Filename: 268-guard-selection.txt
Title: New Guard Selection Behaviour
Author: Isis Lovecruft, George Kadianakis, [Ola Bini]
Created: 2015-10-28
Status: Obsolete
(Editorial note: this was origianlly written as a revision of
proposal 259, but it diverges so substantially that it seemed
better to assign it a new number for reference, so that we
aren't always talking about "The old 259" and "the new 259". -NM)
This proposal has been obsoleted by proposal #271.
§1. Overview
Tor uses entry guards to prevent an attacker who controls some
fraction of the network from observing a fraction of every user's
traffic. If users chose their entries and exits uniformly at
random from the list of servers every time they build a circuit,
then an adversary who had (k/N) of the network would deanonymize
F=(k/N)^2 of all circuits... and after a given user had built C
circuits, the attacker would see them at least once with
probability 1-(1-F)^C. With large C, the attacker would get a
sample of every user's traffic with probability 1.
To prevent this from happening, Tor clients choose a small number of
guard nodes (currently 3). These guard nodes are the only nodes
that the client will connect to directly. If they are not
compromised, the user's paths are not compromised.
But attacks remain. Consider an attacker who can run a firewall
between a target user and the Tor network, and make
many of the guards they don't control appear to be unreachable.
Or consider an attacker who can identify a user's guards, and mount
denial-of-service attacks on them until the user picks a guard
that the attacker controls.
In the presence of these attacks, we can't continue to connect to
the Tor network unconditionally. Doing so would eventually result
in the user choosing a hostile node as their guard, and losing
anonymity.
This proposal outlines a new entry guard selection algorithm, which
addresses the following concerns:
- Heuristics and algorithms for determining how and which guard(s)
is(/are) chosen should be kept as simple and easy to understand
as possible.
- Clients in censored regions or who are behind a fascist firewall
who connect to the Tor network should not experience any
significant disadvantage in terms of reachability or usability.
- Tor should make a best attempt at discovering the most
appropriate behaviour, with as little user input and
configuration as possible.
§2. Design
Alice, an OP attempting to connect to the Tor network, should
undertake the following steps to determine information about the
local network and to select (some) appropriate entry guards. In the
following scenario, it is assumed that Alice has already obtained a
recent, valid, and verifiable consensus document.
The algorithm is divided into four components such that the full
algorithm is implemented by first invoking START, then repeatedly
calling NEXT while adviced it SHOULD_CONTINUE and finally calling
END. For an example usage see §A. Appendix.
Several components of NEXT can be invoked asynchronously.

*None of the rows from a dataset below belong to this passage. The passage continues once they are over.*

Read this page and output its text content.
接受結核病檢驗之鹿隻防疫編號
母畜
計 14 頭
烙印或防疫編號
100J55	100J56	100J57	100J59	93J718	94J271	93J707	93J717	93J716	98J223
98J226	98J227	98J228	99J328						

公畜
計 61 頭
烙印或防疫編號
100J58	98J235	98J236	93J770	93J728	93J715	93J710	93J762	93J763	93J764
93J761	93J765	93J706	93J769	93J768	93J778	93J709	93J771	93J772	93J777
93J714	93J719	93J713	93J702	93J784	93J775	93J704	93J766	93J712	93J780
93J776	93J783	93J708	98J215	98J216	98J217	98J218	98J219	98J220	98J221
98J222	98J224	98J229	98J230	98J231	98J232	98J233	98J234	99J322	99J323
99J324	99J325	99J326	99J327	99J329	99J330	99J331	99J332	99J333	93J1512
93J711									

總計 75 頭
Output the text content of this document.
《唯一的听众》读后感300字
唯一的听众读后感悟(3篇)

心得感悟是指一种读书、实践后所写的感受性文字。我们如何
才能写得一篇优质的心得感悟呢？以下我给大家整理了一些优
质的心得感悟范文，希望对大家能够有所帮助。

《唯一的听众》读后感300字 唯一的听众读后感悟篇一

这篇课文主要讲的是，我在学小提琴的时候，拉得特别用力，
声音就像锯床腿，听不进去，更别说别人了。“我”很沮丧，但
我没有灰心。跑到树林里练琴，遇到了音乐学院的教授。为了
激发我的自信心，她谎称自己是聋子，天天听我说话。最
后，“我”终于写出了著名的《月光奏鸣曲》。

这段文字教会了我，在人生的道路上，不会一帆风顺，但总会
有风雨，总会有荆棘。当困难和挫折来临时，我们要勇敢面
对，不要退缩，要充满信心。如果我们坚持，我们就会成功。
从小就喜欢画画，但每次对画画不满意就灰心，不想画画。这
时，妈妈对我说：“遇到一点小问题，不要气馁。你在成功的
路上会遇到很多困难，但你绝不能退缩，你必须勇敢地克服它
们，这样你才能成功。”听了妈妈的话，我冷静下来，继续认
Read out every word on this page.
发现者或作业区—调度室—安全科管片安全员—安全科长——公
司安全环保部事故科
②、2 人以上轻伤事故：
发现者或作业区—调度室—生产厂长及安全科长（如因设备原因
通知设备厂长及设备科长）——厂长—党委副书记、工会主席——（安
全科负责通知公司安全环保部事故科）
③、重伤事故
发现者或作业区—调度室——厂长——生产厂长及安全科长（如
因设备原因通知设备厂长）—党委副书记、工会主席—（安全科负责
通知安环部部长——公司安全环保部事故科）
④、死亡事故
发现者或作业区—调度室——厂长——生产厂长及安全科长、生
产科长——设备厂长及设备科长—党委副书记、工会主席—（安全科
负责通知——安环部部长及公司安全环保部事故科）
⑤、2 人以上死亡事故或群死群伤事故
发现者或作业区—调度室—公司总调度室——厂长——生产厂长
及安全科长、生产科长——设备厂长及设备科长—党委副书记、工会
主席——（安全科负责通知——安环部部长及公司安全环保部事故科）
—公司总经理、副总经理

SHOULD_CONTINUE
is used for the algorithm to be able to tell the caller whether we
consider the work done or not - this can be used to retry primary
guards when we finally are able to connect to a guard after a long
network outage, for example.
This algorithm keeps track of the unreachability status for guards
in state global to the system, so that repeated runs will not have
to rediscover unreachability over and over again. However, this
state does not need to be persisted permanently - it is purely an
optimization.
The algorithm expects several arguments to guide its behavior. These
will be defined in §2.1.
The goal of this algorithm is to strongly prefer connecting to the
same guards we have connected to before, while also trying to detect
conditions such as a network outage. The way it does this is by keeping
track of how many guards we have exposed ourselves to, and if we have
connected to too many we will fall back to only retrying the ones we have
already tried. The algorithm also decides on sample set that should
be persisted - in order to minimize the risk of an attacker forcing
enumeration of the whole network by triggering rebuilding of
circuits.
§2.1. Definitions
Bad guard: a guard is considered bad if it conforms with the function IS_BAD
(see §G. Appendix for details).
Dead guard: a guard is considered dead if it conforms with the function
IS_DEAD (see §H. Appendix for details).
Obsolete guard: a guard is considered obsolete if it conforms with the
function IS_OBSOLETE (see §I. Appendix for details).
Live entry guard: a guard is considered live if it conforms with the function
IS_LIVE (see §D. Appendix for details).
§2.1. The START algorithm
In order to start choosing an entry guard, use the START
algorithm. This takes four arguments that can be used to fine tune
the workings:
USED_GUARDS
This is a list that contains all the guards that have been used
before by this client. We will prioritize using guards from this
list in order to minimize our exposure. The list is expected to
be sorted based on priority, where the first entry will have the
highest priority.
SAMPLED_GUARDS
This is a set that contains all guards that should be considered
for connection. This set should be persisted between runs. It
should be filled by using NEXT_BY_BANDWIDTH with GUARDS as an
argument if it's empty, or if it contains less than SAMPLE_SET_THRESHOLD
guards after winnowing out older guards.
N_PRIMARY_GUARDS
The number of guards we should consider our primary
guards. These guards will be retried more frequently and will
take precedence in most situations. By default the primary
guards will be the first N_PRIMARY_GUARDS guards from USED_GUARDS.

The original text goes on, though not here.